I will admit there's no performance benefit (maybe even a loss due to added weight) - but i like the hand positions much much more than a flat bar, even with bar ends, as for the retro MTB side I had never thought of myself as one but I guess I am - it is a 1997 frame i'm using - steel is real!


----------



## GrumpyGregry (29 Nov 2012)

oliver said:


> I will admit there's no performance benefit (maybe even a loss due to added weight) - but i like the hand positions much much more than a flat bar, even with bar ends, as for the retro MTB side I had never thought of myself as one but I guess I am - it is a 1997 frame i'm using - steel is real!


drop barred mtbs have always been popular in the USA where 'adventure cyclists' (off road epic tourers) use them extensively. As a long time subscriber/member of Adventure Cycling I'd say it was a pretty rare copy of their magazine that didn't have adverts for them or copy/photo's of them in use out on some remote mountainside in the the Rockies or some such.

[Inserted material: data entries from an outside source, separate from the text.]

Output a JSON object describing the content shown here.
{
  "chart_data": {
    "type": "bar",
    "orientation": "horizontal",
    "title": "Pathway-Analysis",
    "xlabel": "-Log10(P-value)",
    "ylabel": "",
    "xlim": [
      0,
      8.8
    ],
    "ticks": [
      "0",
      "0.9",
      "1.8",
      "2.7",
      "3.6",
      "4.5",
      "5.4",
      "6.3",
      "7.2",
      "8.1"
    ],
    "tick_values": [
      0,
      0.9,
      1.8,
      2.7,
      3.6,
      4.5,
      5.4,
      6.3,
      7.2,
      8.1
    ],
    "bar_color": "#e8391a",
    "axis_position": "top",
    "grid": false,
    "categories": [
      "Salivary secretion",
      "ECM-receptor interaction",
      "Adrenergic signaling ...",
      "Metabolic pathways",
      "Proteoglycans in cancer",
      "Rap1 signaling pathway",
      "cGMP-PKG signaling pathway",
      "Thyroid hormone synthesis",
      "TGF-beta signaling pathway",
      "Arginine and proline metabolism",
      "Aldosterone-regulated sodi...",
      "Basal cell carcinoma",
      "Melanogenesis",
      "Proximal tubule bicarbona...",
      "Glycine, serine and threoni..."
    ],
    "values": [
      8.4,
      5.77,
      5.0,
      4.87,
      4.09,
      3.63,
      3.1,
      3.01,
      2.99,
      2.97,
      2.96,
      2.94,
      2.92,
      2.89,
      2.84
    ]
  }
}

Pretty rare beasts in the UK as how many mtb-ers ride a loaded mtb all day every day for two weeks at a time off road? Horses for courses, etc..

Seems to me the average UK drop bar mtb is essentially a 26 wheeled CX bike with an off road group on it.


----------



## GrumpyGregry (29 Nov 2012)

Drago said:


> The whole drop cars on MTBs thing started in the 90's. a famous MTB racer signed a contract to switch from off road to road racing, so for the last part of the season he switched to drop bars on his MTB to get used to them. And that's it, no performance benefit or anything.
> 
> There's a bit of a minor resurgence of this among retro MTB fans at the monent.


Are you thinking of Tomac?

Jacquie Phelan rode dirt drops four years before Tomac's bizarre excursion into using road drops, CX-er style, off road, and still does iirc. Plenty of 80's ex-CX and road racers did when MTB'ing.


----------



## Drago (29 Nov 2012)

That's it, had a brain fart. Was Tomac that popularised it, though he wasn't the first. Just perhaps the most high profile.


----------